The presented subproject B1 supposes that especially deviant behaviour played a crucial role for the establishment of civil marriage. Therefore, it researches ‘precarious marriages’ from the end of the Ancien Régime until the first revision of the Swiss constitution in 1874. This study defines precarious marriages as matrimonial liaisons, which were contested, vulnerable, delicate and unstable in consideration of different factors. Every single case was exposed to a variety of factors, such as the local community, the church, the confession, the government etc. Thus, the actors had to fight for their right to marry against the intentions of local and superordinate authorities, and the interests of local communities and their families. The right to these liaisons had to be put in place by the actors’ persistent struggle in form of petitions and other means, which was characterised by various and not always successful temporal tactics. This approach allows to analyse the correspondence between actors and institutions. Different groups’ motives and interests, which appear in opposition, can be observed simultaneously and as an expression of the same historical process.

In a first step towards identifying and evaluating helpful source materials regarding precarious marriages I accessed petitions for dispenses from the marriages’ triple promulgation during the time of the Helvetic Republic (1798-1803) in the Swiss Federal Archives (BAR B0#1000/1483#602-605*) and actors’ recourses against cantonal bans of marriages put forward to the Bundesrat (E22#1000/134#) during the first period of the Swiss Bundesstaat (1848-1874). The project’s planned next steps are to research sources, which give an insight into precarious marriages and their practice in the time of the ending Ancien Régime and the time gap between the Helvetic Republic and the Swiss Confederation to observe further changes.

Supervisor: Sandro Guzzi-Heeb
Researcher: Lucas Rappo

Kinship and neighbourhood in rural societies are classical historical topics. Earlier studies took it for granted that these ‘primary’ structures were the basis of cooperation and social organisation in European villages, at least during the early modern period. Over the past two decades, nevertheless, the role and function of kinship have been critically revised. Comprehensive research has demonstrated that kinship structures are not a historical constant, but rather the contrary. With a new focus on the high frequency of ‘cousin marriages’ and of marriages among kin in general, David Sabean proposed a major transition in the history of kinship which coincided with the 18th and 19th centuries and brought about a ‘kinship hot society’ in Western Europe.
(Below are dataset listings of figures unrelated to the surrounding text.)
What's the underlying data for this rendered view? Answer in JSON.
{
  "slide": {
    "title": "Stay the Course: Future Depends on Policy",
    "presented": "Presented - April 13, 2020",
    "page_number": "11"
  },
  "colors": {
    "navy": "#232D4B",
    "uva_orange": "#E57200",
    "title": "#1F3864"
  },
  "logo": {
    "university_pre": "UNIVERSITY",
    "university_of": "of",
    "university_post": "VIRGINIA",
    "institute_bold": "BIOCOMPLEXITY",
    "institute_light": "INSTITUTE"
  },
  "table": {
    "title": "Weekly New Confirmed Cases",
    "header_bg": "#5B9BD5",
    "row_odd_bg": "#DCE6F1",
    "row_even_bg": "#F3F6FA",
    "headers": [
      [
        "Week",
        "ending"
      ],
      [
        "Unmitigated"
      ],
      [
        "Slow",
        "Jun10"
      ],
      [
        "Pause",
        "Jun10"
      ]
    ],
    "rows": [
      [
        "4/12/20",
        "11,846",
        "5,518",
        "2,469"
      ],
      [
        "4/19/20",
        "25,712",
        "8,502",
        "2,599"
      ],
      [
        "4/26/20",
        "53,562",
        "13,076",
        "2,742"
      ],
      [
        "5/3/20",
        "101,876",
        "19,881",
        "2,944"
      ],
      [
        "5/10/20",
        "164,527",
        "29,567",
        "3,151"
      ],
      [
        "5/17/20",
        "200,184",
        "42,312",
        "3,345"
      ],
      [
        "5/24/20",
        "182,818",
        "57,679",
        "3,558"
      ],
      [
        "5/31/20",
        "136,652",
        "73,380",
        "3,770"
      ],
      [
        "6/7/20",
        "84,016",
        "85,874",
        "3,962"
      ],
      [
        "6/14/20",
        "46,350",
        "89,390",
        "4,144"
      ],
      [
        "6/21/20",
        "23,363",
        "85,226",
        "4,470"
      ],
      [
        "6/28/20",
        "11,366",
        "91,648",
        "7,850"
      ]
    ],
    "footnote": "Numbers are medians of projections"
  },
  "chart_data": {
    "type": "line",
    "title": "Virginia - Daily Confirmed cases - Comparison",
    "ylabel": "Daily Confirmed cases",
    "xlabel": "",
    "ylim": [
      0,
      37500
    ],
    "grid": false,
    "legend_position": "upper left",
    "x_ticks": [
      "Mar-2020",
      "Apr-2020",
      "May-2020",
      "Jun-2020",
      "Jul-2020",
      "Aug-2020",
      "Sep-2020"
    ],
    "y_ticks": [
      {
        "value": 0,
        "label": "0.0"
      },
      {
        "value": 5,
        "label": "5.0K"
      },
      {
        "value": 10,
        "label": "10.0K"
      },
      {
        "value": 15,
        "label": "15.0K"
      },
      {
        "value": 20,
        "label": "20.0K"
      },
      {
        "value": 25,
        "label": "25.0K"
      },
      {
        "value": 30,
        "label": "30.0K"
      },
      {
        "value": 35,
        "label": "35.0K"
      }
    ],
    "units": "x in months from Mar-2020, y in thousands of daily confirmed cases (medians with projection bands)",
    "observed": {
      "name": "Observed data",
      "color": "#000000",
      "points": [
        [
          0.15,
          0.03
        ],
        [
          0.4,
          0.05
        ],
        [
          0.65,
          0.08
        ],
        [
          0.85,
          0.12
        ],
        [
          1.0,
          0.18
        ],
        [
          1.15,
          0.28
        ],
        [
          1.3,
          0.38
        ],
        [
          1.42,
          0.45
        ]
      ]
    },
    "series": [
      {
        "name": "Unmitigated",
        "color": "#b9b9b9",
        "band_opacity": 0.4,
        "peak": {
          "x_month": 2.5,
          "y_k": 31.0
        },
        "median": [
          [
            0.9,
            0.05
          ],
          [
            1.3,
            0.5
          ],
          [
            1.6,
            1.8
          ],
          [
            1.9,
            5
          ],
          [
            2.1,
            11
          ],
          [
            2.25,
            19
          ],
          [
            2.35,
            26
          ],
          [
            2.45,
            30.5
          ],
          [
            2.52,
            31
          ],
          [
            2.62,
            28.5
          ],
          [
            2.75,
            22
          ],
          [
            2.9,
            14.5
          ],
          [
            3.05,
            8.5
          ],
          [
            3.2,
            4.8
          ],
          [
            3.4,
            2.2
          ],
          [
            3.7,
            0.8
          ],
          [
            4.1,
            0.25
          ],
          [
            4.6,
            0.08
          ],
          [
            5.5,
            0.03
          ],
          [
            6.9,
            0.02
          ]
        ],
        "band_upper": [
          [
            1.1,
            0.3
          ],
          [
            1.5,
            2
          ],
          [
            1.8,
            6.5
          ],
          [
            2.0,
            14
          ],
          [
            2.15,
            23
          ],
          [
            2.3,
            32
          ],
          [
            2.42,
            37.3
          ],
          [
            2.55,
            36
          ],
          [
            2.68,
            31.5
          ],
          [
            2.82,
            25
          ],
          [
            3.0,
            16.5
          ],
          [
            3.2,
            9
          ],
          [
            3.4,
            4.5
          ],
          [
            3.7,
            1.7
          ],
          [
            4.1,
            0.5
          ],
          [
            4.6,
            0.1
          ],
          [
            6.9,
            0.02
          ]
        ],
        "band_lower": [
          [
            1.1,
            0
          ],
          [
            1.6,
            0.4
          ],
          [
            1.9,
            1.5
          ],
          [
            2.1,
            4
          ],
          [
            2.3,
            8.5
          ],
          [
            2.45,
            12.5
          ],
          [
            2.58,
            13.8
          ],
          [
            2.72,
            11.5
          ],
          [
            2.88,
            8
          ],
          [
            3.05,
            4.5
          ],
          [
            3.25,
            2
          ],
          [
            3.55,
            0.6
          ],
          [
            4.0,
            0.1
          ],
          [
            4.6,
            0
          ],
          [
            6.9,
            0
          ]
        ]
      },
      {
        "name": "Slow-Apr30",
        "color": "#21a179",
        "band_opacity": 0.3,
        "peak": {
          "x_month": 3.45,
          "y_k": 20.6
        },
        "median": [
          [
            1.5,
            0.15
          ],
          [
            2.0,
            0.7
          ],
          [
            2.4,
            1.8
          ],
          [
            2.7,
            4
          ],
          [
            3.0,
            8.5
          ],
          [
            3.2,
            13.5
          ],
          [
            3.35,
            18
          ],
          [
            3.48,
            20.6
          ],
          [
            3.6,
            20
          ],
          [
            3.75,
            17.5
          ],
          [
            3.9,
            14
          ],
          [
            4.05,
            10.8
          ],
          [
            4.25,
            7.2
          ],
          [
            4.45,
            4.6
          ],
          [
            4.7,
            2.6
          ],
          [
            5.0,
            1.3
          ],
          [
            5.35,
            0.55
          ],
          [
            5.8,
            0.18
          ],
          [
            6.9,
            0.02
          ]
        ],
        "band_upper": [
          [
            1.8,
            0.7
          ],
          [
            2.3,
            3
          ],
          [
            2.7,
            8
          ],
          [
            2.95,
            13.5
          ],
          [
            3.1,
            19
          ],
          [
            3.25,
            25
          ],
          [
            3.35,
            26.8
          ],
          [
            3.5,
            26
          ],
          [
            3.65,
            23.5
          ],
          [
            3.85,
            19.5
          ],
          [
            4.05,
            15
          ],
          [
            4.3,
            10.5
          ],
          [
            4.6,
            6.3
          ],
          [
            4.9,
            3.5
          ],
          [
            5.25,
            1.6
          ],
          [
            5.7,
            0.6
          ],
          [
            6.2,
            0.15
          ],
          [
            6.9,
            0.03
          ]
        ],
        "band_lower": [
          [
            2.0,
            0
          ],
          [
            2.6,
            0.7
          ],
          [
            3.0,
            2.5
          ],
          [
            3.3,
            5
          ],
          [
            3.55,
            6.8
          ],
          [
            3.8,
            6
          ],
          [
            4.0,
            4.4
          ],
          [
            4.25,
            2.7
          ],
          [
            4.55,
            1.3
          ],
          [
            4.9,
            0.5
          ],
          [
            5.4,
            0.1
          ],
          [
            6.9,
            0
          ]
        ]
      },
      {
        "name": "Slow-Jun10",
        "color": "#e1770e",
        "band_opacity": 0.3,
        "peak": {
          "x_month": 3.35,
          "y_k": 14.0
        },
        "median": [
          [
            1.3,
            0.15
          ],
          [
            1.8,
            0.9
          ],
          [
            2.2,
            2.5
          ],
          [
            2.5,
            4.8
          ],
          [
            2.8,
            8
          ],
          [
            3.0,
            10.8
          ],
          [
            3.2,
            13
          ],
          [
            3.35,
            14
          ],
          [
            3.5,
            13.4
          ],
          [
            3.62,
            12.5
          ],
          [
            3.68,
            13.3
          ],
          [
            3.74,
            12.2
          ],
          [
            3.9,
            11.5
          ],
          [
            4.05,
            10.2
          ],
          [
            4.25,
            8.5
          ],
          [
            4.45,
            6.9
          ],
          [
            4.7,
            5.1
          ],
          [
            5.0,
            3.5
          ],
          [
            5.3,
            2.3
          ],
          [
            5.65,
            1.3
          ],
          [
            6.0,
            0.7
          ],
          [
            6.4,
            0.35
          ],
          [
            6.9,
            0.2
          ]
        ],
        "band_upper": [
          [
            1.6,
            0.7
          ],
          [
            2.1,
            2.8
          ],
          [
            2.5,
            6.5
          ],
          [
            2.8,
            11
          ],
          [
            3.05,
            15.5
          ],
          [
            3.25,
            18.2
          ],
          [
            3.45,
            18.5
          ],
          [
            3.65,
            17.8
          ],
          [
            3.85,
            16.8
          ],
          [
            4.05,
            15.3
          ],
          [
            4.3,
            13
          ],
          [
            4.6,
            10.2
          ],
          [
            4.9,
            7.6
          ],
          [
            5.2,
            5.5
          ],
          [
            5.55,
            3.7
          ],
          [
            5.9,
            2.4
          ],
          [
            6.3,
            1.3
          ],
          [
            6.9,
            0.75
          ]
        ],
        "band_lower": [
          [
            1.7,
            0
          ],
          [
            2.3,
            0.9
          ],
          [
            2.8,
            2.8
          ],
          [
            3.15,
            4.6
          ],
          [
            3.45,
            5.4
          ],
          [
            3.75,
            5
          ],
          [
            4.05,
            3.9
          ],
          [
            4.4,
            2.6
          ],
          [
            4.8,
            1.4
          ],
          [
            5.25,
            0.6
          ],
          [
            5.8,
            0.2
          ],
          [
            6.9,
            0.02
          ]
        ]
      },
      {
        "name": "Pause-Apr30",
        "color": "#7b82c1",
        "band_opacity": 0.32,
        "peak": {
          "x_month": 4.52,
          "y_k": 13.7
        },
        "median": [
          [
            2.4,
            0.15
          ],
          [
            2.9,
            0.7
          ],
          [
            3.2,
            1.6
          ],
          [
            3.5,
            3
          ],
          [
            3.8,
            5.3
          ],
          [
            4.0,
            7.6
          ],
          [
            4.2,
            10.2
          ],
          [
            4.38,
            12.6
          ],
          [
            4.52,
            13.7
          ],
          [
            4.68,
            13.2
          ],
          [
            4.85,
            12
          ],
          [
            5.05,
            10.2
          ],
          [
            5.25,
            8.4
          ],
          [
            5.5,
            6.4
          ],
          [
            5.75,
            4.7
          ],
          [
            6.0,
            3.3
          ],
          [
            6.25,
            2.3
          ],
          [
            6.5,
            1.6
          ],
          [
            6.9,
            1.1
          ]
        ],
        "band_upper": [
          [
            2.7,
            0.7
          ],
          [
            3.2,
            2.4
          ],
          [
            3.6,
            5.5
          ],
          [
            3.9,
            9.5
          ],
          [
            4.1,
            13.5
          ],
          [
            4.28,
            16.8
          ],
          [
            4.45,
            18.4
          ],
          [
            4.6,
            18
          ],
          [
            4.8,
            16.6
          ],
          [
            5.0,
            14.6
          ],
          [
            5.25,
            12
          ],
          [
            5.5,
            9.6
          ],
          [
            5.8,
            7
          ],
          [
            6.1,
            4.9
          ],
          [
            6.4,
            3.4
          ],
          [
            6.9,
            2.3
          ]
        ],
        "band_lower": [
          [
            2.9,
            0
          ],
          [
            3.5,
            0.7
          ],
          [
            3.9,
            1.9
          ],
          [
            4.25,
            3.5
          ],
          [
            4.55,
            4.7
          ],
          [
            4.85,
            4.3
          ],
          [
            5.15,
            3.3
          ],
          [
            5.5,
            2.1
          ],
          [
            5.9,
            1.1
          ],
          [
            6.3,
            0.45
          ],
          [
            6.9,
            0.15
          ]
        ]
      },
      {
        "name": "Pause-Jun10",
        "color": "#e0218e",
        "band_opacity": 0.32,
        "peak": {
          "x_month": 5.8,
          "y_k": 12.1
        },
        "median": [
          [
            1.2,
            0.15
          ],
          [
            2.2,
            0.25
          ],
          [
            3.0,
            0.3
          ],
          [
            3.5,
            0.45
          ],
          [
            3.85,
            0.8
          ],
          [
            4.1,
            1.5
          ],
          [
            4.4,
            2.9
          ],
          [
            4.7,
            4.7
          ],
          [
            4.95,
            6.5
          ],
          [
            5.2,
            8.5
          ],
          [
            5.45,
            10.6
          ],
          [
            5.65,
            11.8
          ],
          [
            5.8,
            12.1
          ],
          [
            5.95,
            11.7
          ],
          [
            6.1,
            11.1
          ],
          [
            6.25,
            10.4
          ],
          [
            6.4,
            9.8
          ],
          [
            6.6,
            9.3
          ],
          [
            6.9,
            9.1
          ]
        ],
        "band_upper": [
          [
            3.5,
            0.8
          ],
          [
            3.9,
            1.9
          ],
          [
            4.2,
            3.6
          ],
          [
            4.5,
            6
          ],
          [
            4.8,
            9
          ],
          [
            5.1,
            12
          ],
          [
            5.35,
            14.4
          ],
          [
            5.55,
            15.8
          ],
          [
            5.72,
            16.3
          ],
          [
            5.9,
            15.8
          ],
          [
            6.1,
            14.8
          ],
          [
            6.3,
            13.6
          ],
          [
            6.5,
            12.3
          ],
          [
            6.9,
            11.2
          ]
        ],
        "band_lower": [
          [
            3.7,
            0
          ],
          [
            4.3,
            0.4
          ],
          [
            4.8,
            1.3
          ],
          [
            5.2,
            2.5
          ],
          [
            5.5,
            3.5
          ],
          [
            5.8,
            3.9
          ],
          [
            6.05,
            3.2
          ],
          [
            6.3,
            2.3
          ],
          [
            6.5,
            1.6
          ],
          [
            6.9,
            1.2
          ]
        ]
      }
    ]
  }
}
The evidence for a profound structural change of relatedness in this period is confirmed by further studies. Still, several problems have to be resolved. Cousin marriage is only one of several indicators of structural change. In order to understand the real incidence of kinship, we need to analyse different social practices among relatives and thus the concrete use of kinship networks. From this perspective, the study of social cooperation and conflict in everyday life will shed more light on the social relevance of kinship. This analysis, however, is possible only at a micro-historical level, because kinship relations must be laboriously reconstructed using local genealogical data mostly derived from local parish records. The aim of this project is to study kinship and neighbourhood relations within one or two parishes in the Pays de Vaud, in Western Switzerland. The final choice of the community to be studied will depend on an evaluation of the quality of parish records and cadastral plans as well as on the availability of notary records. The result of several samples of local archives, taken by the project director, is that the district of Payerne, Vallée de Joux, and the region of the lake of Geneva are most suitable for an in-depth network analysis. The research will be inspired by methods of network analysis, which have proved to be very valuable for the understanding of social processes in the past. Prominent on the project’s agenda will be economic relations, such as sales/purchases, exchange of land and buildings, credit relations and guardianship.